Think about what this means concretely. When the FigJam team built stamps, emotes, and cursor chat — features that became some of the most beloved in the product — the process wasn’t: design in Figma, hand off specs, wait for engineers. It was: prototype in real code, try it out in internal builds, show up to people’s meetings uninvited and watch them use it. Even with usability issues everywhere, they could see people smiling and laughing. They knew they had something. That signal doesn’t show up in a static mock.

A Figma mock is a picture of your idea. A locally running app is your idea. There’s an enormous difference between looking at a screen in a design tool and feeling a component render on an actual phone — the scroll physics, the tap targets, the way a transition lands at 60fps. That’s where design judgment actually matters.

What this looks like in practice: you clone the repo. You run npm run dev or build to a simulator. You see the feature as users will see it — on web, on iOS, on Android. And then you design there. You tweak the padding. You adjust the color. You feel whether that hover state lands or if the loading skeleton feels too abrupt. You open a pull request with your changes, not a Figma link with redlines.

This isn’t about replacing Figma. Figma is still valuable for exploration and vision work. But the final mile — the craft, the polish, the thing that makes a user say this feels good — that happens in code now. Claude Code, Cursor, v0 — these make it possible for a designer with taste but limited engineering experience to ship real changes in a production codebase. Start small. Ship one thing per week that you built, not just mocked.

The craft is in the code

FigJam's team spent years after launch iterating on snapping, selection borders, toolbar interactions, font size controls. That ruthless micro-attention is what built user loyalty — and none of it happened in a design tool. It happened in the repo, one pull request at a time.


What doesn’t change

Amid the upheaval, a few things stay constant.

Taste is the anti-slop. In a world where you can one-shot prompt something that looks passable, the bar just moved. Your work has to be better than what AI generates for free. Think about the apps people actually choose to pay for: Linear’s speed. Notion Calendar’s polish. That gorgeous camera app with tactile knobs and sound effects. These are the anti-AI slop — they feel considered, crafted, human. They weren’t made by following a double diamond. They were made by people who cared enough to spend a Tuesday afternoon on a hover state.

Accountability still requires humans. AI can advise, analyze, generate options. But the decision — with all its downstream consequences — still needs a person behind it. Someone has to say: we’re building this, not that.

Your value is in the judgment, not the process.

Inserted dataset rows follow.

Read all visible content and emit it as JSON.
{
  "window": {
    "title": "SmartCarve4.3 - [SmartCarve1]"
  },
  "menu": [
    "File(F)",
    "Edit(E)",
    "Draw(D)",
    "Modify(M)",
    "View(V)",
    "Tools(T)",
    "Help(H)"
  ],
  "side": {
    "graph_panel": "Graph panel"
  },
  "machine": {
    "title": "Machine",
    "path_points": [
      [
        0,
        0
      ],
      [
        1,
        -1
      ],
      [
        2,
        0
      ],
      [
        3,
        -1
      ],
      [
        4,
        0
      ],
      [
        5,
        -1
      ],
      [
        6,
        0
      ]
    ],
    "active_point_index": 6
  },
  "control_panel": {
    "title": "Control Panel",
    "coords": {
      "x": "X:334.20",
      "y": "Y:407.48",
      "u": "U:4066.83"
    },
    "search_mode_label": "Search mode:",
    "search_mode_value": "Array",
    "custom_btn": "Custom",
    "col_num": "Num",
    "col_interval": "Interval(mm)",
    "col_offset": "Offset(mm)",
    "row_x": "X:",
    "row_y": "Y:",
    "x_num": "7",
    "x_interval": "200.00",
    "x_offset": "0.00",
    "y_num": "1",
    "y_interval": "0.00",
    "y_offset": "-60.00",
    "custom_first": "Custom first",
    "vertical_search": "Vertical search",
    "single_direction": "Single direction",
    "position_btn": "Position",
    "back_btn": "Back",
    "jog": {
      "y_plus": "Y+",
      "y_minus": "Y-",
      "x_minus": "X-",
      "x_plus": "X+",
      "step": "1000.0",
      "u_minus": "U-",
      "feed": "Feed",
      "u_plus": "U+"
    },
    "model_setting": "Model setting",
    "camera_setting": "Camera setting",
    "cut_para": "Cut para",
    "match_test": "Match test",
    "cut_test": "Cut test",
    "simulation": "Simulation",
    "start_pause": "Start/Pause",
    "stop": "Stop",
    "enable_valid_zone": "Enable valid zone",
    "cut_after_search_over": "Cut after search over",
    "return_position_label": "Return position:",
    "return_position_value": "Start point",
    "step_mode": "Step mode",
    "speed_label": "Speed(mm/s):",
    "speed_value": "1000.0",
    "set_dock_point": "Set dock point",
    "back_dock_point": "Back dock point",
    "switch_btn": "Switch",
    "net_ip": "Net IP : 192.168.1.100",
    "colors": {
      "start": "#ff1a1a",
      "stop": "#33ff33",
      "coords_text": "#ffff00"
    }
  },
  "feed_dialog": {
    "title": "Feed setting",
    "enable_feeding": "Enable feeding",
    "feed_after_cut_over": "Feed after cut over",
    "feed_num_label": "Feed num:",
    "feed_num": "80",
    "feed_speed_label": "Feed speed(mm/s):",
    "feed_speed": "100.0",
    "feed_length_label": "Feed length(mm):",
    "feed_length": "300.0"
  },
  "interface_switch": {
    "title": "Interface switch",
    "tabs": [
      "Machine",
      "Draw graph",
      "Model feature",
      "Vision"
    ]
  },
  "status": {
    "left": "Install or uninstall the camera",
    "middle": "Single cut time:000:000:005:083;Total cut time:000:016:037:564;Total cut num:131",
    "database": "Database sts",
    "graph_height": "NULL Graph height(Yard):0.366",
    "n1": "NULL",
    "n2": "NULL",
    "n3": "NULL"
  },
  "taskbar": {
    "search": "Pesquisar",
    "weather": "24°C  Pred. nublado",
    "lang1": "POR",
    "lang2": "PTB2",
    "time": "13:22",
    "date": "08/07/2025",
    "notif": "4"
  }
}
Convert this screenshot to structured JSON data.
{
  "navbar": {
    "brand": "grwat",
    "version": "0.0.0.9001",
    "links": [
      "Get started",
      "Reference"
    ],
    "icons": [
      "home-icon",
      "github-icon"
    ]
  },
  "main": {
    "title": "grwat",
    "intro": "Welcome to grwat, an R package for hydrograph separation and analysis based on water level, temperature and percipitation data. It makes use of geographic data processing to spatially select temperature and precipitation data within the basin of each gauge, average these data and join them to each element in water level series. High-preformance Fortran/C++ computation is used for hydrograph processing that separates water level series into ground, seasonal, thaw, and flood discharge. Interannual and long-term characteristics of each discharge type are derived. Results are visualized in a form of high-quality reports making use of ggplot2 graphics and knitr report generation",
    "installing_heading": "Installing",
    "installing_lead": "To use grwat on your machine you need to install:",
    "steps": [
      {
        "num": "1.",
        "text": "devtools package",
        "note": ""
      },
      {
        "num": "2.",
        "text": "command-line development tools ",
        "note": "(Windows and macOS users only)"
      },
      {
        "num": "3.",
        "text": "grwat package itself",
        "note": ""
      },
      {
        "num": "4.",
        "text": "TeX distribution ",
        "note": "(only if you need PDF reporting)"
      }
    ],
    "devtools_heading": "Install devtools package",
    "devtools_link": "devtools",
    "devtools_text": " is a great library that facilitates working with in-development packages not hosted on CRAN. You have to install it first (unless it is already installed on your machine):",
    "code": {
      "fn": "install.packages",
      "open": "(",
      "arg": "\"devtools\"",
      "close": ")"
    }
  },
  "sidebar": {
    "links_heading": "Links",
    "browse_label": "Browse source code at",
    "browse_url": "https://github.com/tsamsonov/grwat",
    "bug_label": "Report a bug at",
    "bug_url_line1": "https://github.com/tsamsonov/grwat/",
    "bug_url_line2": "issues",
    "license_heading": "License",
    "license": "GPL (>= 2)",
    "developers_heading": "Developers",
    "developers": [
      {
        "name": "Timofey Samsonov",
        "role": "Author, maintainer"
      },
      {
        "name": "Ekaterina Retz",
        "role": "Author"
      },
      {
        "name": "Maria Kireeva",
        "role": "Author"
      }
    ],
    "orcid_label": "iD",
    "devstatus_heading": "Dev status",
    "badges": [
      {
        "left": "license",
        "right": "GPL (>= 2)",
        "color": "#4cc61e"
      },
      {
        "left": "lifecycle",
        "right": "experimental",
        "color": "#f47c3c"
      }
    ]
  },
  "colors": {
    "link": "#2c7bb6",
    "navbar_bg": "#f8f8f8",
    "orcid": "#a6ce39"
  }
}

If anyone could follow the steps and get great work, then anyone could be a designer. Your power is in knowing which tools to reach for, when to skip steps, what to bet on. That’s intuition. That’s taste. That’s the thing worth building.

“Our value isn’t in repeating a process. If it was, anyone could be a designer. We’re rewriting the process right now.” — Jenny Wen


Trust yourself, not the process

This is scary because there's no manual. You have to both chart the map and define what you're building — every single time. But honestly? It's also kind of fun. The new era of design demands that you build real things, develop sharp judgment, stay close to the work, and point your team toward something worth building. It's more interesting than following a diamond.